By extending DevOps principles to Data Sciences and Machine Learning, MLOps provides tools for the training, deployment and operation of AI models as ordinary software components that compose software architectures. A key issue of these processes is the continuous training of AI models to adapt them to observable changes in their input data coming from the production context (data and concept drifts). A no-code / low code solution seems adapted to the various user profiles that contribute to AI model development (data scientist, AI specialist or software engineer). Its design faces the challenges induced by the variety of components of MLOps processes. This project will study how domain engineering concepts (feature models, software product lines) could be used to reference commonalities in MLOps processes and document best practices for their use. The domain knowledge gathered and formalized this way will then be used to guide and assist the design of new MLOps pipelines.
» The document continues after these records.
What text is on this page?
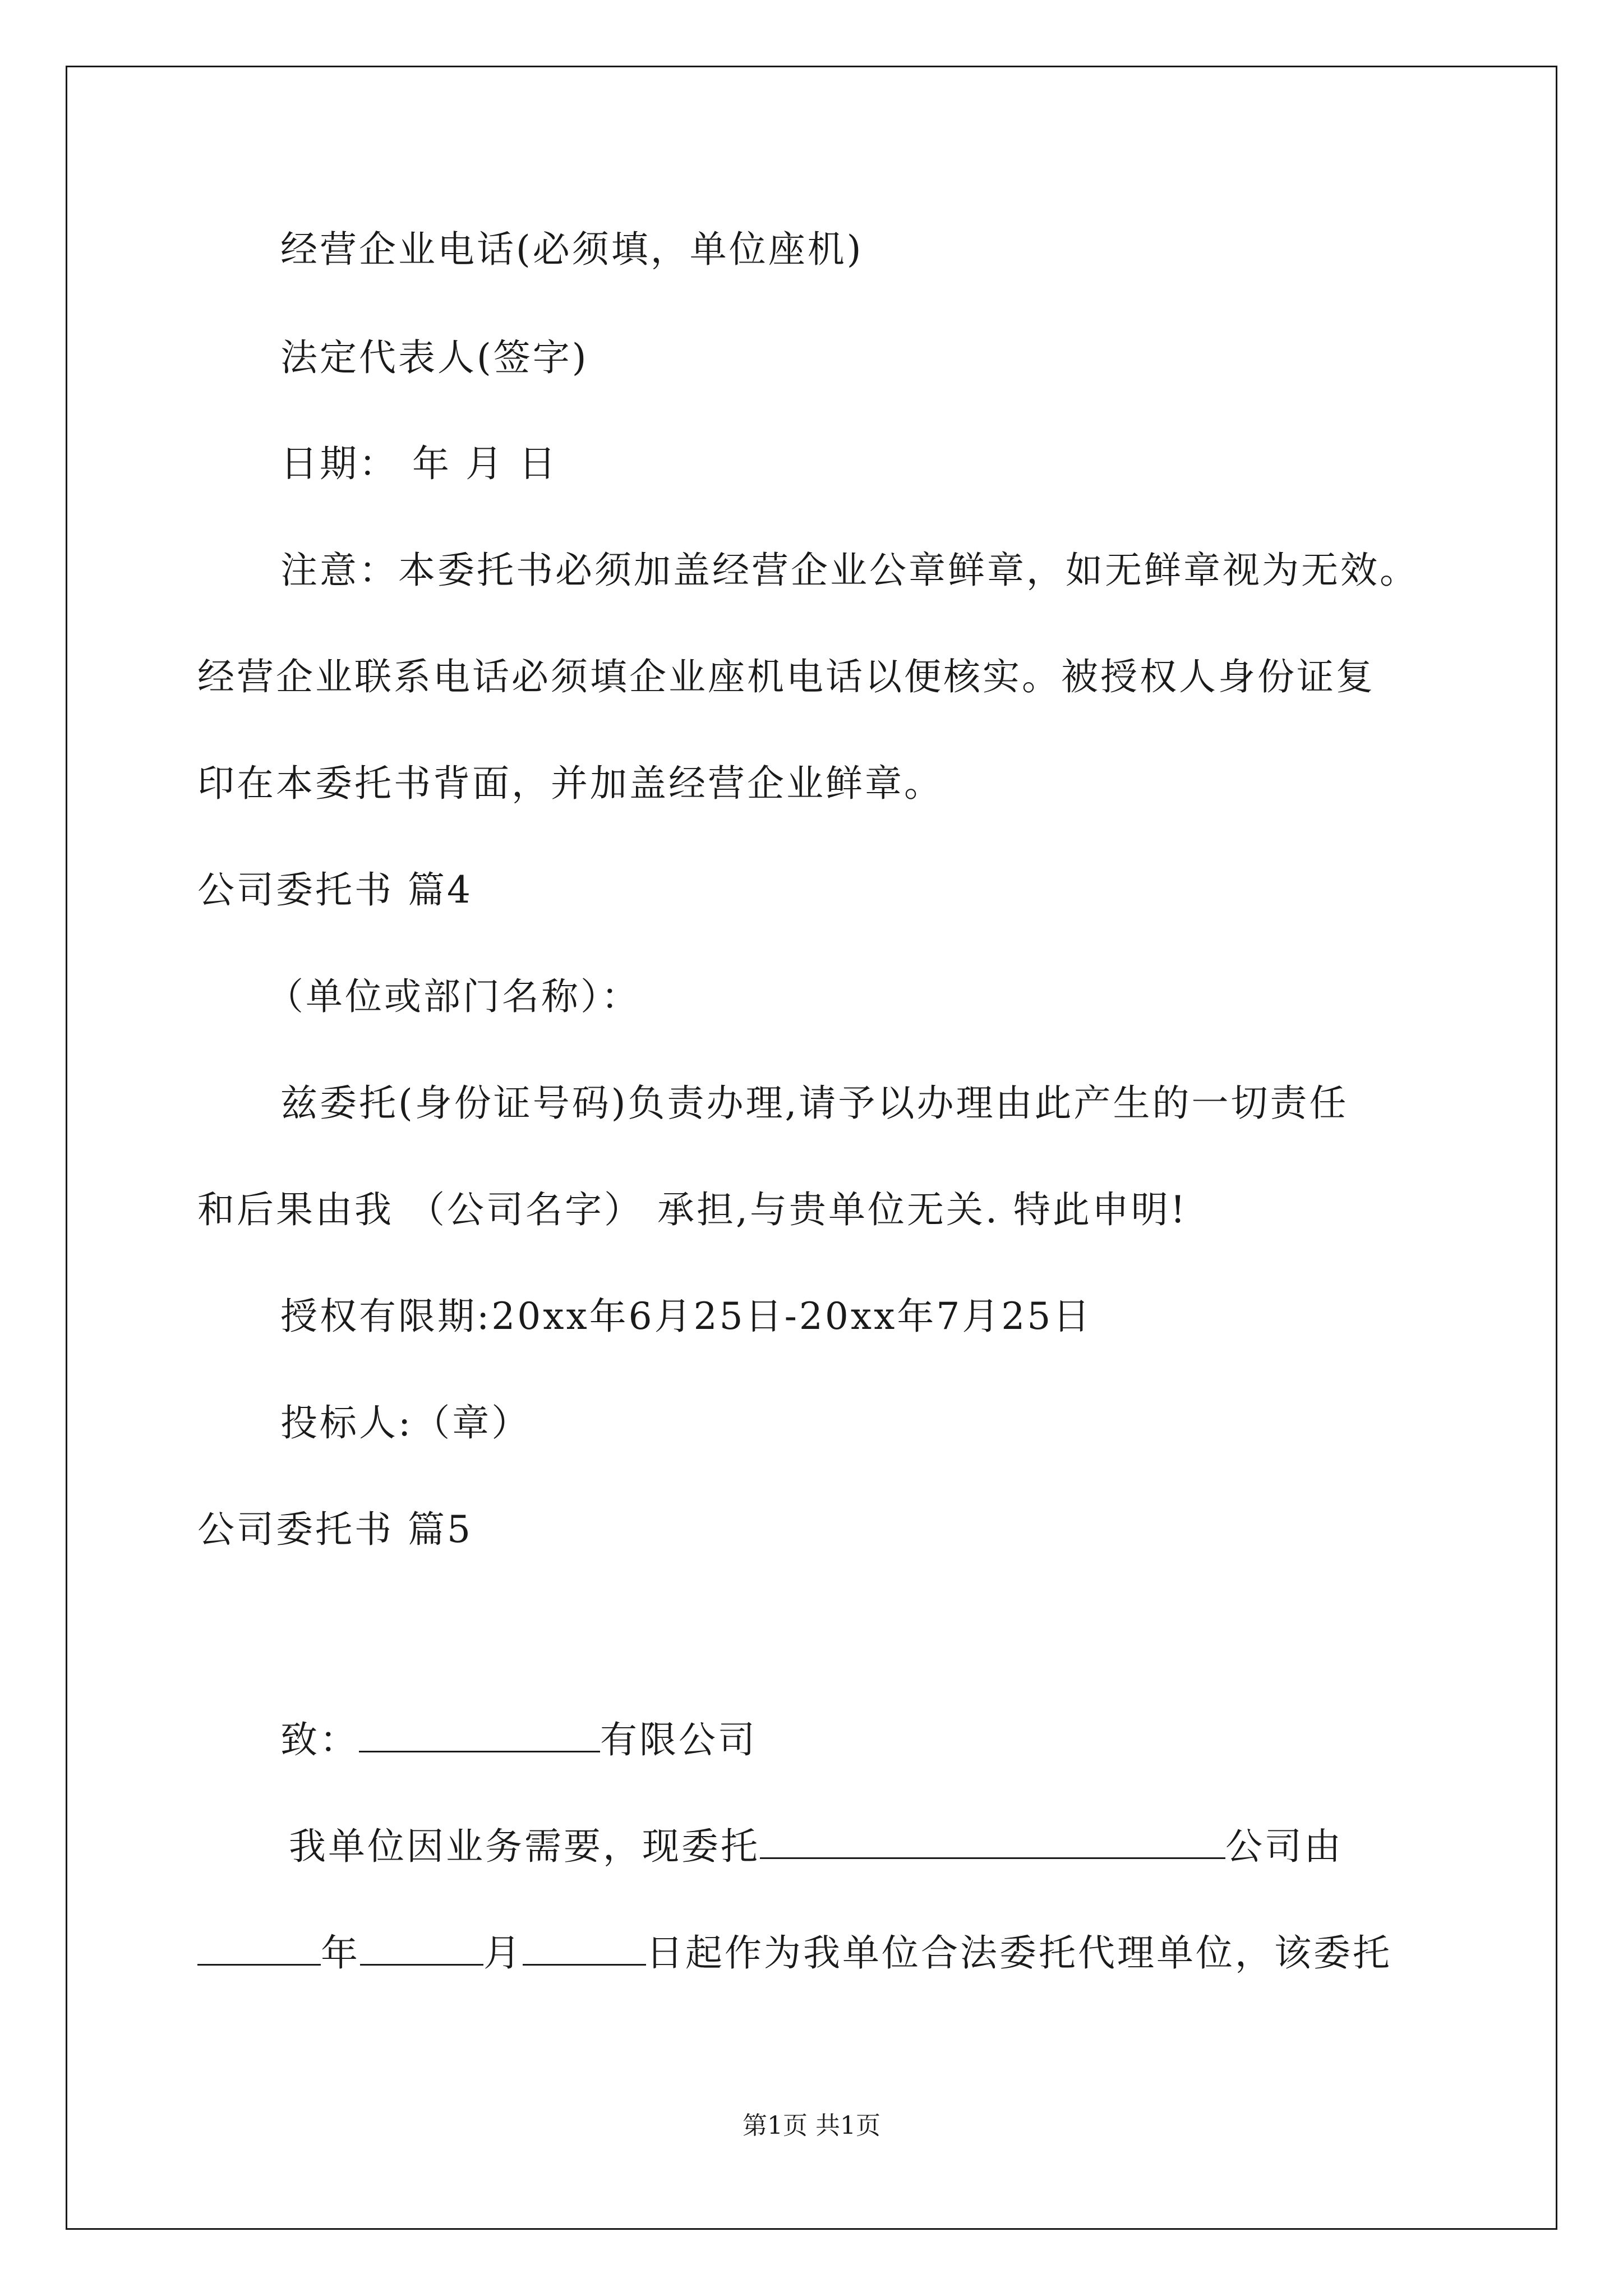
经营企业电话(必须填，单位座机)
法定代表人(签字)
日期： 年 月 日
注意：本委托书必须加盖经营企业公章鲜章，如无鲜章视为无效。
经营企业联系电话必须填企业座机电话以便核实。被授权人身份证复
印在本委托书背面，并加盖经营企业鲜章。
公司委托书 篇4
（单位或部门名称）：
兹委托(身份证号码)负责办理,请予以办理由此产生的一切责任
和后果由我 （公司名字） 承担,与贵单位无关. 特此申明!
授权有限期:20xx年6月25日-20xx年7月25日
投标人:（章）
公司委托书 篇5
致：	有限公司
我单位因业务需要，现委托	公司由
年	月	日起作为我单位合法委托代理单位，该委托
第1页 共1页
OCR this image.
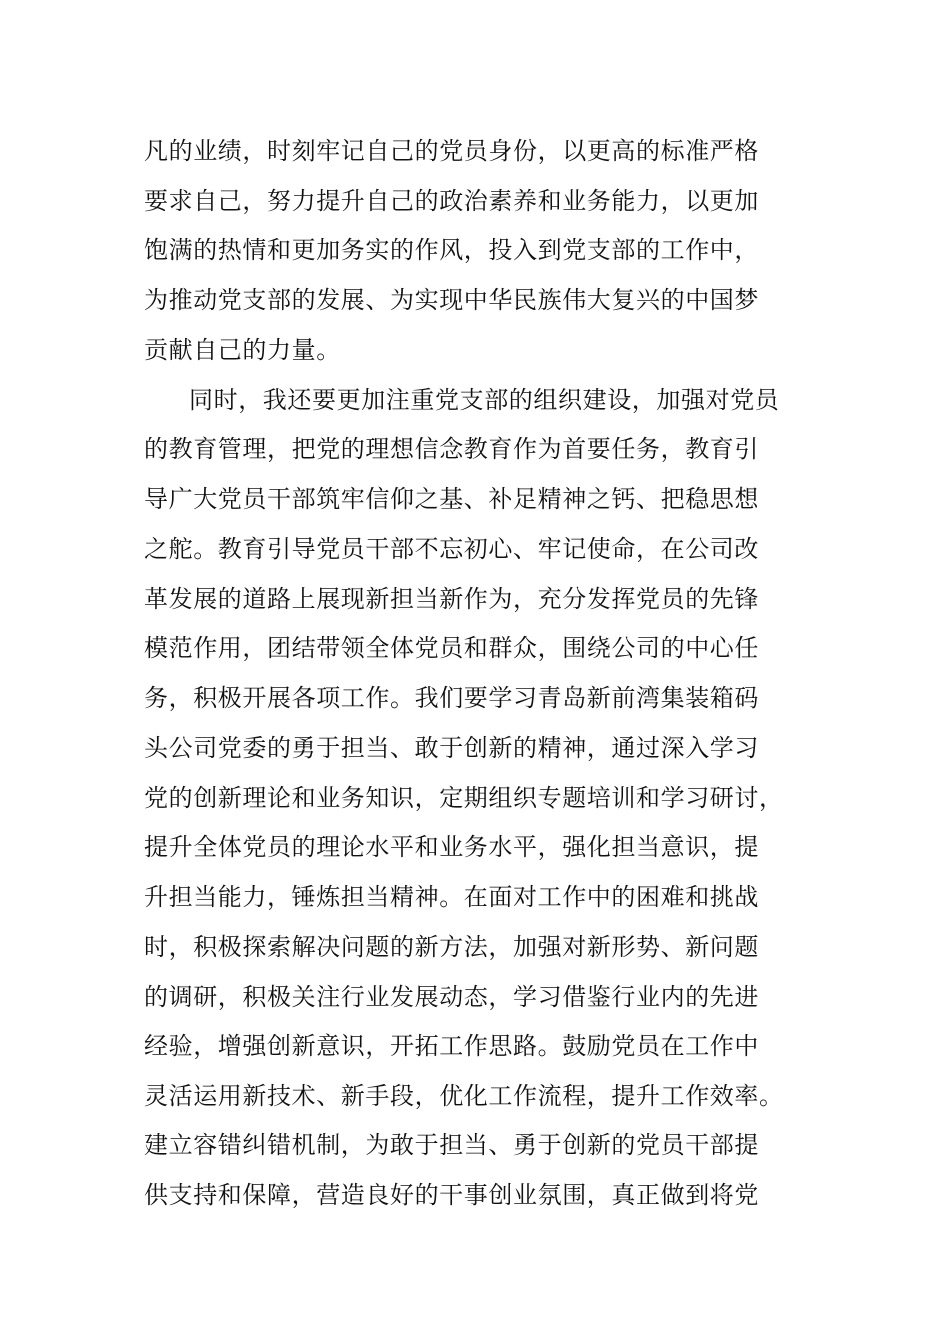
凡的业绩，时刻牢记自己的党员身份，以更高的标准严格
要求自己，努力提升自己的政治素养和业务能力，以更加
饱满的热情和更加务实的作风，投入到党支部的工作中，
为推动党支部的发展、为实现中华民族伟大复兴的中国梦
贡献自己的力量。
同时，我还要更加注重党支部的组织建设，加强对党员
的教育管理，把党的理想信念教育作为首要任务，教育引
导广大党员干部筑牢信仰之基、补足精神之钙、把稳思想
之舵。教育引导党员干部不忘初心、牢记使命，在公司改
革发展的道路上展现新担当新作为，充分发挥党员的先锋
模范作用，团结带领全体党员和群众，围绕公司的中心任
务，积极开展各项工作。我们要学习青岛新前湾集装箱码
头公司党委的勇于担当、敢于创新的精神，通过深入学习
党的创新理论和业务知识，定期组织专题培训和学习研讨，
提升全体党员的理论水平和业务水平，强化担当意识，提
升担当能力，锤炼担当精神。在面对工作中的困难和挑战
时，积极探索解决问题的新方法，加强对新形势、新问题
的调研，积极关注行业发展动态，学习借鉴行业内的先进
经验，增强创新意识，开拓工作思路。鼓励党员在工作中
灵活运用新技术、新手段，优化工作流程，提升工作效率。
建立容错纠错机制，为敢于担当、勇于创新的党员干部提
供支持和保障，营造良好的干事创业氛围，真正做到将党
The approach will then be tooled by a Model Driven Engineering approach that will define a Domain Specific Language (DSL) that is altogether:
i) generic and extensible to cover the diversity of pipeline elements and target environments,
ii) abstract to be ready-to-use by non-expert users,
iii) yet allowing parameterization and fine-tuning by expert users,
iv) pivotal to obtain descriptions that will then be transformed into Platform-as-Code or Infrastructure-as-Code environments used for deployment. The project will focus on automatic and dynamic (re)-deployment of pipeline constituents that are hosted by multiple providers in order to optimize the efficiency, cost and environmental footprint of their operation. All proposals will be prototyped and validated through PoCs using the industrial partner’s platform (that provides cloud solutions) on real case studies provided to the industrial partner based on links with major French companies.